US debt clockThe folks over at a website called USDebtClock.org have put together a chilling visual reminder of the quicksand we are in the process of building our financial house upon. It’s called the US Debt Clock. We decided to put together a list of some of the scarier numbers we found there, though the counters are spinning so fast we can’t pin anything exactly. Our best estimate will have to suffice.

US National Debt: This number is the entire indebtedness of our nation. The number has passed $13 trillion and is more than halfway to $14 trillion.

Debt per taxpayer: This number presently stands at a little over $125,000.

Debt per citizen: Each man, woman, and child has a percentage of the debt equal to more than $44,000.

Federal Tax Revenue: The Federal government has taken in slightly over $2 trillion in taxes this year.

Federal Spending: If you’re looking to find the basic problem for all this numerology, it starts here. Spending to date this year is almost $3.5 trillion dollars. Now take a look back up at tax revenue. Compare what the government takes in to what it spends. Now look at the next number below.

Federal Budget Deficit: We have spent $1.3 trillion more dollars than we have taken in. If you ran your family budget like this, you’d be living on credit and waiting for the hammer to fall.

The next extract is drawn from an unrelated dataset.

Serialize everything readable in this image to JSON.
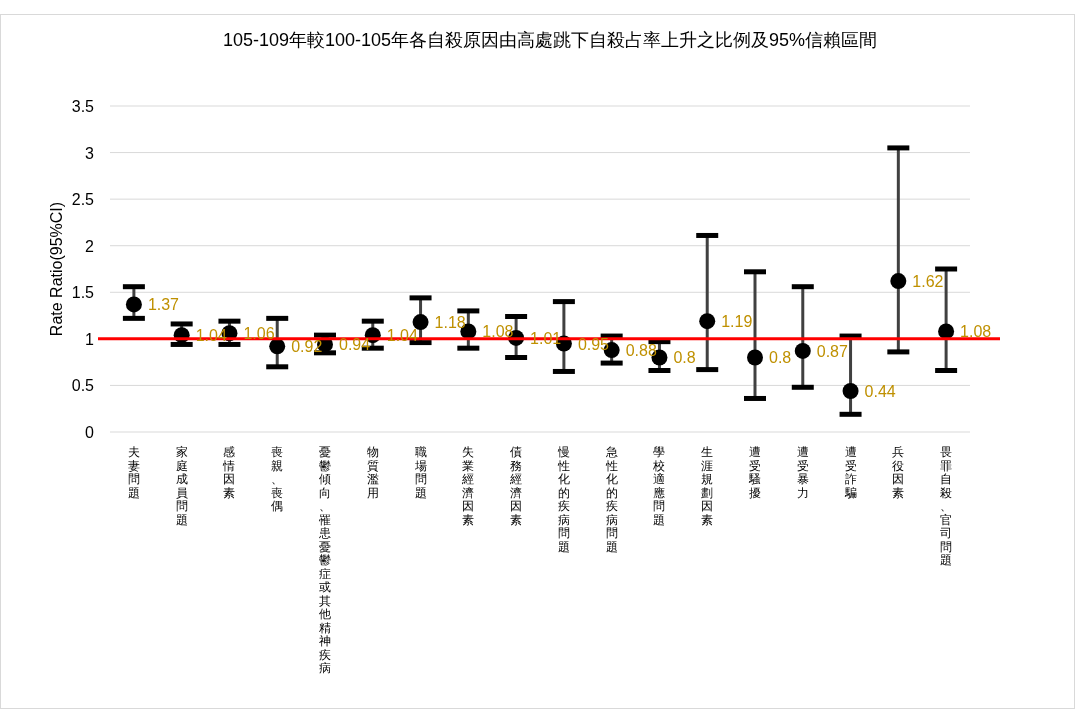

Biggest Budget Items: In order, here are the three biggest chunks of the federal budget: Medicare/Medicaid ($789 billion), Social Security ($699 billion), and Military/Defense ($689 billion).

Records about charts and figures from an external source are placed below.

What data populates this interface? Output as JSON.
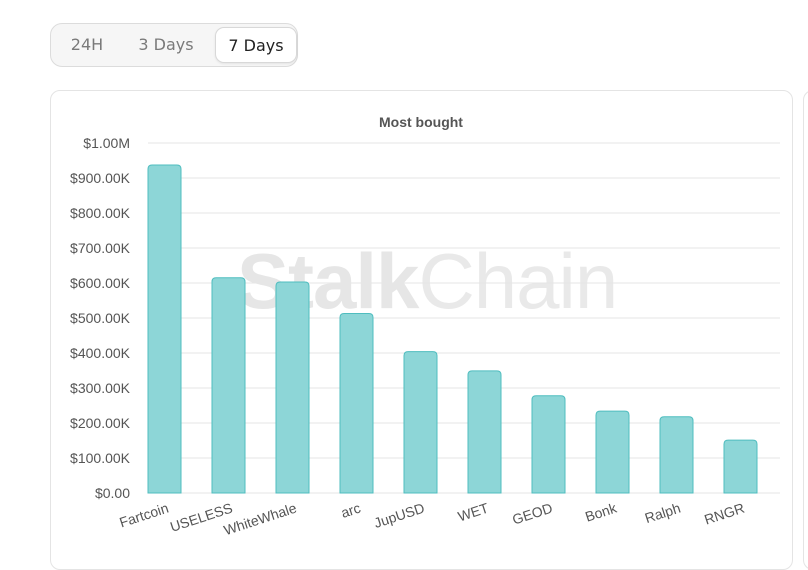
{
  "range_tabs": {
    "items": [
      {
        "label": "24H",
        "active": false
      },
      {
        "label": "3 Days",
        "active": false
      },
      {
        "label": "7 Days",
        "active": true
      }
    ]
  },
  "watermark": {
    "part1": "Stalk",
    "part2": "Chain"
  },
  "colors": {
    "bar_fill": "#8dd6d7",
    "bar_stroke": "#4fbdbf",
    "grid": "#e5e5e5"
  },
  "chart_data": {
    "type": "bar",
    "title": "Most bought",
    "xlabel": "",
    "ylabel": "",
    "ylim": [
      0,
      1000000
    ],
    "yticks": [
      0,
      100000,
      200000,
      300000,
      400000,
      500000,
      600000,
      700000,
      800000,
      900000,
      1000000
    ],
    "ytick_labels": [
      "$0.00",
      "$100.00K",
      "$200.00K",
      "$300.00K",
      "$400.00K",
      "$500.00K",
      "$600.00K",
      "$700.00K",
      "$800.00K",
      "$900.00K",
      "$1.00M"
    ],
    "grid": true,
    "legend": "none",
    "categories": [
      "Fartcoin",
      "USELESS",
      "WhiteWhale",
      "arc",
      "JupUSD",
      "WET",
      "GEOD",
      "Bonk",
      "Ralph",
      "RNGR"
    ],
    "values": [
      937000,
      615000,
      603000,
      513000,
      404000,
      349000,
      278000,
      234000,
      218000,
      151000
    ]
  }
}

Total US Debt: This includes all levels of government, as well as household, business, and financial institution debt, and totals almost $55 trillion.

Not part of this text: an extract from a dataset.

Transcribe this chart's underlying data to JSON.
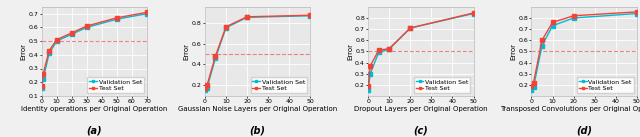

Total National Assets: $69 trillion is the number we would get if every citizen and organization cashed out everything and put it in nice, big pile. Apparently, there is a way out of this mess, sell everything we own, give it to the government to pay off the debt, and start again from scratch. Who’s with us?

After perusing the numbers at US Debt Clock, and stopping to regurgitate our lunch into the trashcan, one clear question pops into our collective minds. What comes after a trillion?